Composing Fetch Queries (The Query Builder) #
Avoid asking an LLM to generate a raw URL, as this often leads to syntax errors. Instead, request structured parameters from the LLM and use your code to construct the URL safely.
import { ChatGoogleGenerativeAI } from "@langchain/google-genai";
import { z } from "zod";
const searchParamsSchema = z.object({
query: z.string(),
status: z.enum(["active", "archived"]).optional(),
limit: z.number().min(1).max(50).default(10),
sortBy: z.enum(["date", "relevance"]).default("date"),
});
async function composeQuery() {
const model = new ChatGoogleGenerativeAI({ model: "gemini-3.0-pro" });
const queryGenerator = model.withStructuredOutput(searchParamsSchema);
const params = await queryGenerator.invoke(
"Find me the last 5 active user logs sorted by date."
);
const queryString = new URLSearchParams({
q: params.query,
limit: params.limit.toString(),
sort: params.sortBy,
...(params.status && { status: params.status }),
}).toString();
console.log(`URL: /api/logs?${queryString}`);
}
Processing API Results (The Runnable Pattern) #
Wrap your fetch logic in a RunnableLambda to inject external data directly into a LangChain pipeline.
import { RunnableSequence, RunnableLambda } from "@langchain/core/runnables";
const apiStep = new RunnableLambda({
func: async (input: { id: string }) => {
// Standard fetch logic
return { id: input.id, uptime: 99.9, logs: ["Critical Error"] };
},
});
const chain = RunnableSequence.from([
{ api_data: apiStep },
prompt,
model,
]);
await chain.invoke({ id: "server-01" });
Multi-Model Support #
A factory function allows you to switch the "brain" of your application without altering your core business logic.
import { ChatGoogleGenerativeAI } from "@langchain/google-genai";
import { ChatOpenAI } from "@langchain/openai";
import { ChatAnthropic } from "@langchain/anthropic";
import { BaseChatModel } from "@langchain/core/language_models/chat_models";
function getModel(provider: "google" | "openai" | "anthropic"): BaseChatModel {
const config = { apiKey: process.env.API_KEY };
switch (provider) {
case "google":
return new ChatGoogleGenerativeAI({ model: "gemini-3.0-pro", ...config });
case "openai":
return new ChatOpenAI({ model: "gpt-4o", ...config });
case "anthropic":
return new ChatAnthropic({ model: "claude-3-5-sonnet-latest", ...config });
default:
throw new Error("Unknown provider");
}
}
async function main() {
const model = getModel("openai");
const response = await model.invoke("What is the capital of France?");
console.log(response.content);
}
main().catch(console.error);
Summary #
- Gemini 3 integrates seamlessly using the gemini-3.0-pro model string.

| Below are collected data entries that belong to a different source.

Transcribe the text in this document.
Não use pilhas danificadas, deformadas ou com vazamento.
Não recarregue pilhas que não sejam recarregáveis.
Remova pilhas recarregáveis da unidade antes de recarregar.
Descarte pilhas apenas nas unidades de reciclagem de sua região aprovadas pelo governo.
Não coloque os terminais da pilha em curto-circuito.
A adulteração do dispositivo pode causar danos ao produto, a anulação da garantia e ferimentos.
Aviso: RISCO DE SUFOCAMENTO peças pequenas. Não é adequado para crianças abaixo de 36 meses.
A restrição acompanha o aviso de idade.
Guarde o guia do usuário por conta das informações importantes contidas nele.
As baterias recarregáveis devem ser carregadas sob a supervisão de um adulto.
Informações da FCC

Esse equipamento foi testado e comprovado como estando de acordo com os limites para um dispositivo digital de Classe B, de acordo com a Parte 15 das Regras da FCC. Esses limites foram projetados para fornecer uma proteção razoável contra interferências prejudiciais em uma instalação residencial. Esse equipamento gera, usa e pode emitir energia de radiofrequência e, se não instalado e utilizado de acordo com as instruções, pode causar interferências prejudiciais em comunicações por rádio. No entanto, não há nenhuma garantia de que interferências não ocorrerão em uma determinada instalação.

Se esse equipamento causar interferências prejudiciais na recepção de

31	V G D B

- Structured Output with Zod is the industry standard for reliable data parsing.
- LangServe connects Python-heavy AI logic to TypeScript frontends efficiently.
- External APIs remain secure when you use the Query Builder pattern for parameter management.
- Multi-Provider Support allows you to switch models by instantiating different classes.